Microarray processing
We downloaded raw Affymetrix data measuring the effects of a miR-14 knockout (GEO accession GSE20202) (Varghese et al. 2010), a miR-34 knockout (day 20, GEO accession “GSE25008”) (Liu et al. 2012), and a miR-277 knockout (ArrayExpress accession “E-MEXP-3785”) (Esslinger et al. 2013) and processed data as previously described (Agarwal et al. 2015), with the exception that the drosophila2FLYBASE function in the “drosophila2.db” R Bioconductor package was used to map Affymetrix probe IDs to FlyBase IDs.
DATA ACCESS
Raw RNA-seq and 3P-seq data were deposited in the NCBI Gene Expression Omnibus (GEO, accession number GSE74581).

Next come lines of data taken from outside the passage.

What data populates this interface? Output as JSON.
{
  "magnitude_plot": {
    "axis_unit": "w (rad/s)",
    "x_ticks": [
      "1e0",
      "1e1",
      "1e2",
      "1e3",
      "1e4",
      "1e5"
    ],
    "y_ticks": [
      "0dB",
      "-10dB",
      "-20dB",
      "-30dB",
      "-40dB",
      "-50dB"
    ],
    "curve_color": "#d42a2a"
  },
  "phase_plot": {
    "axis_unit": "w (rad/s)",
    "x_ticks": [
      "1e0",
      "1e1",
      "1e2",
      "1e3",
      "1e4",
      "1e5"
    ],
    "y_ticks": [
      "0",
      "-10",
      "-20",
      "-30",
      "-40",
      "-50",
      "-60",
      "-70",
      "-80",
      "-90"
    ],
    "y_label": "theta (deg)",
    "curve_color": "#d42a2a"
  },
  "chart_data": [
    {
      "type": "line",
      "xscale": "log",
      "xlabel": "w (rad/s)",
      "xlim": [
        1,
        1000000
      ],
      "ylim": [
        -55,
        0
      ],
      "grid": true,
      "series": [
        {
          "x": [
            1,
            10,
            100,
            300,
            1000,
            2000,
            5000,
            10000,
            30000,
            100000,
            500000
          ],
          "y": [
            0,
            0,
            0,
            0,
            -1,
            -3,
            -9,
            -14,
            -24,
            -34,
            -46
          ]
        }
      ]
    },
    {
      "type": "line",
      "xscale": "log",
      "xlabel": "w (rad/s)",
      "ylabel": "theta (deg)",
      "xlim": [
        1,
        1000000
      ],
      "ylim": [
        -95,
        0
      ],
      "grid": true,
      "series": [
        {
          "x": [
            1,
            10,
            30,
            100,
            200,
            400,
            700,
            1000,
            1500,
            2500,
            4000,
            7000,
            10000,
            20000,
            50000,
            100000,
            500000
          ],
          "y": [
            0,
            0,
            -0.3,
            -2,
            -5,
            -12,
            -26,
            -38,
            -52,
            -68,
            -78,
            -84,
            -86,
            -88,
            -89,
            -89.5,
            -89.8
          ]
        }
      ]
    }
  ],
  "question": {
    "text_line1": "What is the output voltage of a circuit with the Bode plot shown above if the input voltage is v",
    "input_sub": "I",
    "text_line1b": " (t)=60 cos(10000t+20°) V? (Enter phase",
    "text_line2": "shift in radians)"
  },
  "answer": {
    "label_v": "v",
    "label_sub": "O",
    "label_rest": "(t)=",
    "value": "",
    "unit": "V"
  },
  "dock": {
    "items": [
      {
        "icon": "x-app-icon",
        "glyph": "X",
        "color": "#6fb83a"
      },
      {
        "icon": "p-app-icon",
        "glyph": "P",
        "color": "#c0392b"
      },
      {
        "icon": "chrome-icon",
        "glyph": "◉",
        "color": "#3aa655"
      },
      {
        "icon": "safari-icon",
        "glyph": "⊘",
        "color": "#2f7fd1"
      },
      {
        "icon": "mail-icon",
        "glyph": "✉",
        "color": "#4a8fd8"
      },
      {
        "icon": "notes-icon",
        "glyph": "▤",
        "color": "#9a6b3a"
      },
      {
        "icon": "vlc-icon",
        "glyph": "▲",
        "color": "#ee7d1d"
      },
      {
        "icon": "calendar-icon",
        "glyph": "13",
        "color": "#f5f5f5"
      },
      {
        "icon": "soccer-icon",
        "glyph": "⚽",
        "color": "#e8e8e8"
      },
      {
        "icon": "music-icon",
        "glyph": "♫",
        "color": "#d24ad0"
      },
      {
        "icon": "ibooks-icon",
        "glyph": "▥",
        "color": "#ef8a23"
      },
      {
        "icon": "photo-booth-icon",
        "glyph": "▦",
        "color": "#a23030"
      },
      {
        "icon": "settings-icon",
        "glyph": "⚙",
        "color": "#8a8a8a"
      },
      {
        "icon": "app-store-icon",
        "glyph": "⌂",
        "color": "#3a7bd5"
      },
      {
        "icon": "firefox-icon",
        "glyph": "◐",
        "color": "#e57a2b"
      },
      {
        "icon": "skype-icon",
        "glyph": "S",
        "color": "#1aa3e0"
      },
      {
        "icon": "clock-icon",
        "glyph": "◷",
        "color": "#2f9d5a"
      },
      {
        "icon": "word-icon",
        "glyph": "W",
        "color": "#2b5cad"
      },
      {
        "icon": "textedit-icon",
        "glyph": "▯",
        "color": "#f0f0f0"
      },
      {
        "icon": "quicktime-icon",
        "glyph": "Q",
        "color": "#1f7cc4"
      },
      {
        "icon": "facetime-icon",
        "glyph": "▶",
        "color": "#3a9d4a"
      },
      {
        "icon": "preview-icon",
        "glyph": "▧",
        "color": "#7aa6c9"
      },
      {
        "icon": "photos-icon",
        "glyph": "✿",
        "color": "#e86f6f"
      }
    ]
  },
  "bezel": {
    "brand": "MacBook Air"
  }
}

All associated scripts necessary to reproduce most of the figures of this paper are provided at: https://github.com/vagarwal87/TargetScanTools.
AUTHOR CONTRIBUTIONS
V.A. carried out computational analyses and produced Github code, A.O.S. performed Drosophila transfections and associated experiments, P.T. implemented revisions to the TargetScanFly website, and I.U. annotated 3′-UTR isoforms using 3P-seq data. V.A., A.O.S., and D.P.B. conceived of the project, and V.A. and D.P.B. wrote the paper.
SUPPLEMENTAL TABLES
Table S1. Processed mRNA abundances (measured in Fragments Per Kilobase Per Million, FPKM) and mRNA fold changes corresponding to each of the six miRNA transfection datasets.
Table S2. The 91 seed families broadly conserved in Drosophila species, listing for each family the miRNA names, seed sequences, and signal-to-background ratios for 5′-UTR and 3′-UTR sites. These ratios are plotted in Figure 2F. Families conserved since the ancestor of bilaterian animals are also indicated.
ACKNOWLEDGMENTS
We thank Calvin Jan for contributing 3P-seq data for S2 cells, and other members of the Bartel lab for helpful discussions. This material is based upon work supported under a National Science Foundation Graduate Research Fellowship (to V.A.), a NIH Medical Scientist Training Program fellowship T32GM007753 (A.O.S.), an EMBO long-term fellowship (to I.U.), and NIH grants GM067031 and GM118135 (to D.P.B.). D.P.B. is an investigator of the Howard Hughes Medical Institute.